The key ingredient that made this multifunctional fiber possible was the development of conductive “wires” that maintained the needed flexibility while also carrying electrical signals well. The team engineered a composite of conductive polyethylene doped with graphite flakes. The polyethylene was initially formed into layers, sprinkled with graphite flakes, then compressed; then another pair of layers was added and compressed, and then another, and so on.

The team aims to reduce the width of the fibers further, to make their properties even closer to those of the neural tissue and use material that is even softer to match the adjacent tissue.
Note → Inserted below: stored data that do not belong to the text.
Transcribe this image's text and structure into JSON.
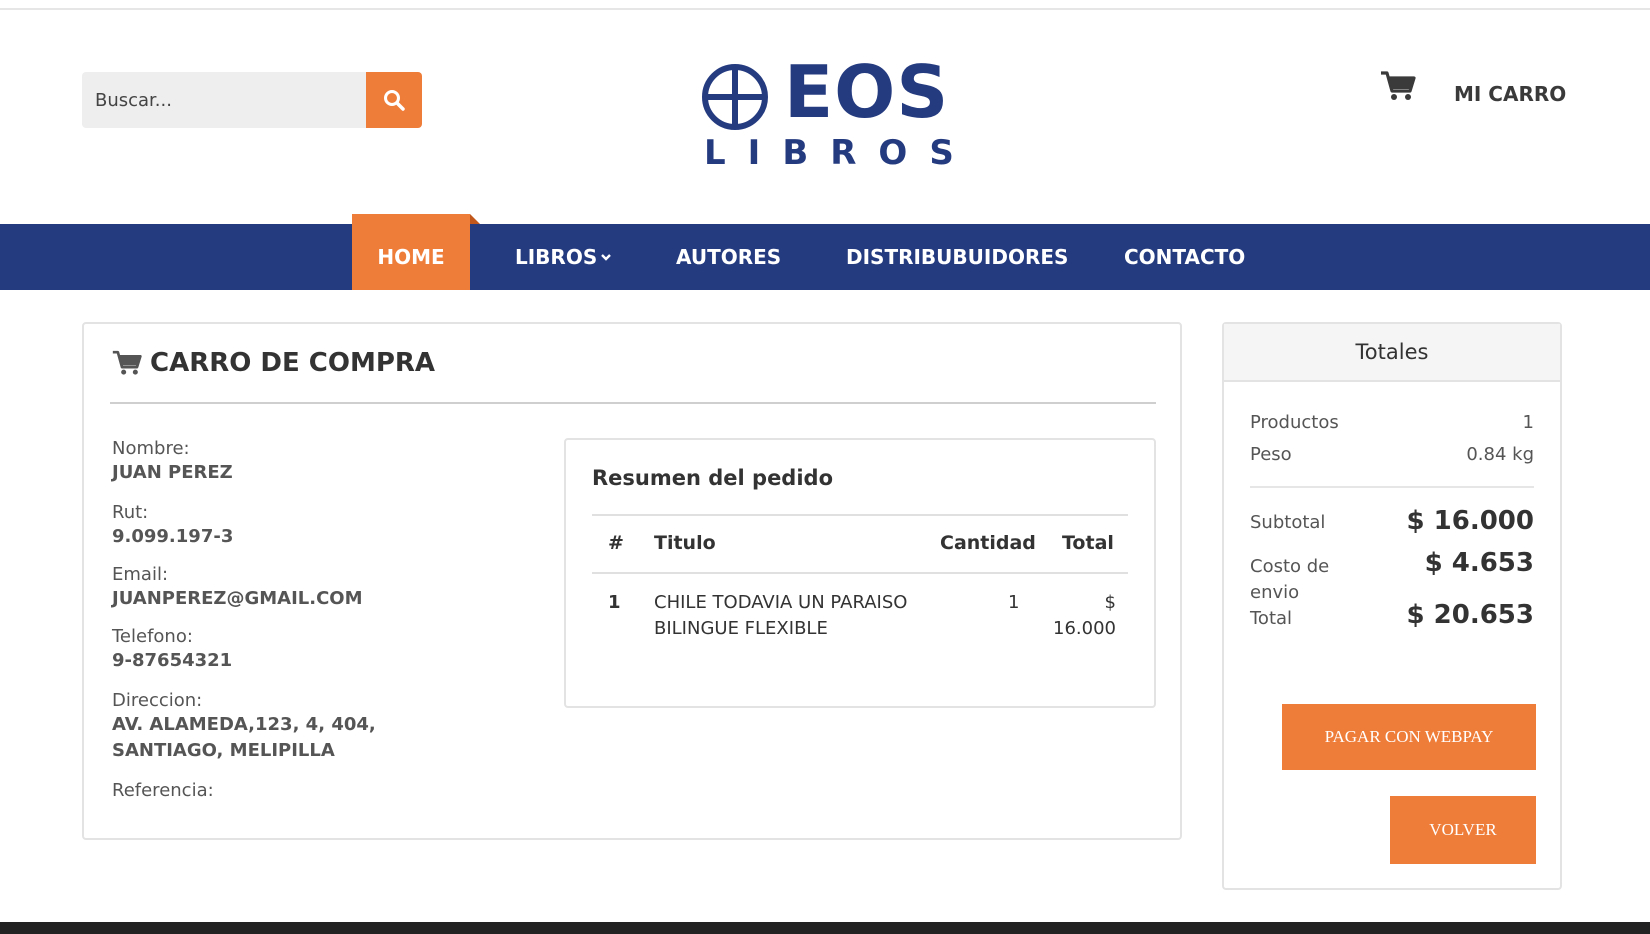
{
  "header": {
    "search_placeholder": "Buscar...",
    "logo_word": "EOS",
    "logo_sub": "LIBROS",
    "cart_label": "MI CARRO"
  },
  "nav": {
    "home": "HOME",
    "libros": "LIBROS",
    "autores": "AUTORES",
    "distribuidores": "DISTRIBUBUIDORES",
    "contacto": "CONTACTO"
  },
  "cart": {
    "title": "CARRO DE COMPRA",
    "fields": {
      "nombre_label": "Nombre:",
      "nombre": "JUAN PEREZ",
      "rut_label": "Rut:",
      "rut": "9.099.197-3",
      "email_label": "Email:",
      "email": "JUANPEREZ@GMAIL.COM",
      "telefono_label": "Telefono:",
      "telefono": "9-87654321",
      "direccion_label": "Direccion:",
      "direccion_line1": "AV. ALAMEDA,123, 4, 404,",
      "direccion_line2": "SANTIAGO, MELIPILLA",
      "referencia_label": "Referencia:"
    }
  },
  "summary": {
    "title": "Resumen del pedido",
    "columns": [
      "#",
      "Titulo",
      "Cantidad",
      "Total"
    ],
    "rows": [
      {
        "num": "1",
        "titulo_line1": "CHILE TODAVIA UN PARAISO",
        "titulo_line2": "BILINGUE FLEXIBLE",
        "cantidad": "1",
        "total_line1": "$",
        "total_line2": "16.000"
      }
    ]
  },
  "totals": {
    "title": "Totales",
    "productos_label": "Productos",
    "productos": "1",
    "peso_label": "Peso",
    "peso": "0.84 kg",
    "subtotal_label": "Subtotal",
    "subtotal": "$ 16.000",
    "envio_label_line1": "Costo de",
    "envio_label_line2": "envio",
    "envio": "$ 4.653",
    "total_label": "Total",
    "total": "$ 20.653",
    "pay_button": "PAGAR CON WEBPAY",
    "back_button": "VOLVER"
  },
  "colors": {
    "brand_blue": "#253b80",
    "accent_orange": "#ef7d3a"
  }
}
The research team included members of MIT’s Research Laboratory of Electronics, Department of Electrical Engineering and Computer Science, McGovern Institute for Brain Research, Department of Chemical Engineering, and Department of Mechanical Engineering, as well as researchers at Tohuku University in Japan and Virginia Polytechnic Institute. It was supported by the National Institute of Neurological Disorders and Stroke, the National Science Foundation, the MIT Center for Materials Science and Engineering, the Center for Sensorimotor Neural Engineering, and the McGovern Institute for Brain Research.

Abstract of One-step optogenetics with multifunctional flexible polymer fibers

Optogenetic interrogation of neural pathways relies on delivery of light-sensitive opsins into tissue and subsequent optical illumination and electrical recording from the regions of interest. Despite the recent development of multifunctional neural probes, integration of these modalities in a single biocompatible platform remains a challenge. We developed a device composed of an optical waveguide, six electrodes and two microfluidic channels produced via fiber drawing. Our probes facilitated injections of viral vectors carrying opsin genes while providing collocated neural recording and optical stimulation. The miniature (<200 μm) footprint and modest weight (<0.5 g) of these probes allowed for multiple implantations into the mouse brain, which enabled opto-electrophysiological investigation of projections from the basolateral amygdala to the medial prefrontal cortex and ventral hippocampus during behavioral experiments. Fabricated solely from polymers and polymer composites, these flexible probes minimized tissue response to achieve chronic multimodal interrogation of brain circuits with high fidelity.